Delivering judgment for the High Court, Ms Justice Marguerite Bolger found that the 10-year delay in progressing the proceedings, the prejudice suffered by the gym and the anticipated delay arising from the need to amend the proceedings satisfied her that a fair trial was impossible. 

Niall Mooney BL appeared for the plaintiff instructed by Ian Mallon & Co. Solicitors, and Caroline McGrath BL appeared for the defendant instructed by Peter Duff & Co. Solicitors.

Background

On 5 April 2009 the plaintiff, then 18 months old, attended the defendant’s play area at its premises in Clontarf accompanied by her mother, her siblings and her aunt. The plaintiff alleged that she slipped and fell off the premises and sustained a broken elbow.

In December 2010, the plaintiff’s solicitor wrote to the defendant erroneously stating that an accident involving the plaintiff had occurred on 1 April 2009, and omitting any detail about how or where the accident occurred.

The plaintiff’s Personal Injuries Assessment Board (PIAB, as it then was) application dated 29 March 2012 clarified to the defendant for the first time that the plaintiff slipped on a wet step-stool while getting water from a water fountain on 5 April 2009, but incorrectly identified the accident locus as the defendant’s Leopardstown premises.

Proceedings issued on 6 February 2013 and were served on the defendant in January 2015.

In December 2022, the plaintiff’s solicitor sought inspection facilities. The defendant responded explaining that the entire area had been renovated in 2019/2020 and the fountain had been removed in that process.

The defendant subsequently issued a motion seeking to strike out the proceedings for inordinate and inexcusable delay, relying upon the renovation of the accident locus and alleging that the accident had not been reported at the relevant time and so there was no accident report form in existence.

High Court

Ms Justice Bolger considered that the first opportunity given to the defendant to investigate the complaint was when it was given the correct date of the accident, almost three years later, finding it “clear that the defendant has suffered prejudice in not having any records relating to such complaints”.

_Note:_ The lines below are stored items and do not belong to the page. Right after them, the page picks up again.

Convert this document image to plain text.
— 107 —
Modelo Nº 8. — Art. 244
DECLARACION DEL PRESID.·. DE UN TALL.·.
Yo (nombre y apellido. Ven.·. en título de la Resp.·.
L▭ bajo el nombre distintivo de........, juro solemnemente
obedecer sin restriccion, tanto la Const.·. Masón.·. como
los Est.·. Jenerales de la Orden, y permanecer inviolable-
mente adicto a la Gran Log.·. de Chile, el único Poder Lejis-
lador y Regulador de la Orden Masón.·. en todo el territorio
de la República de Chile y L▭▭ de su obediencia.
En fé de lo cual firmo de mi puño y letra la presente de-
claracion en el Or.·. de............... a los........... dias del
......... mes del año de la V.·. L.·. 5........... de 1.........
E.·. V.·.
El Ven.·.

The judge remarked that whilst the suggestion of the plaintiff’s solicitor to the effect that the defendant should have photographed the area prior to renovations “ostensibly appears to be a sensible suggestion”, this would not have assisted due to the “entirely different and new” version of events provided in the plaintiff’s engineer’s report exhibited to one of her replying affidavits, which described the plaintiff as having slipped on a wet foam cube.

The High Court noted a delay of 10 years in progressing the proceedings from the date of issue of the personal injury summons until the issuing of the defendant’s motion in February 2023.

Making no criticism of inter alia pre-commencement delay in circumstances where the plaintiff was an infant, Ms Justice Bolger determined that the delay led to a real prejudice for the defendant which was exacerbated “by the recent and dramatic change in the description of the plaintiff’s accident from that contained in the PIAB form of 29 March 2012 and the personal injury summons of 6 February 2013”.

Finding the defendant’s solicitor’s contention that no meaningful or useful inspection was now possible “to be a reasonable conclusion for them to draw”, the court also refused to accept the plaintiff’s submission that the alteration in the description of the accident was not significant and was not satisfied that the proceedings were ready to be set down for trial in light of same.

Ms Justice Bolger also determined that further anticipated delay caused the necessity to amend the personal injury summons to plead the correct locus of the accident could be taken into account by the court in the exercise of its discretion.

The court concluded: “I find the prejudice caused to the defendant by the delay in progressing the proceedings to be significant and one that renders a fair trial at this juncture, and given the evidence now available, to be impossible. I am satisfied that the O’Domhnaill test of “a real risk of an unfair trial or an unjust result” (as per Irvine J. in Cassidy v. The Provincialate [2015] IECA 74) is satisfied.”

Conclusion

Accordingly, the High Court dismissed the proceedings.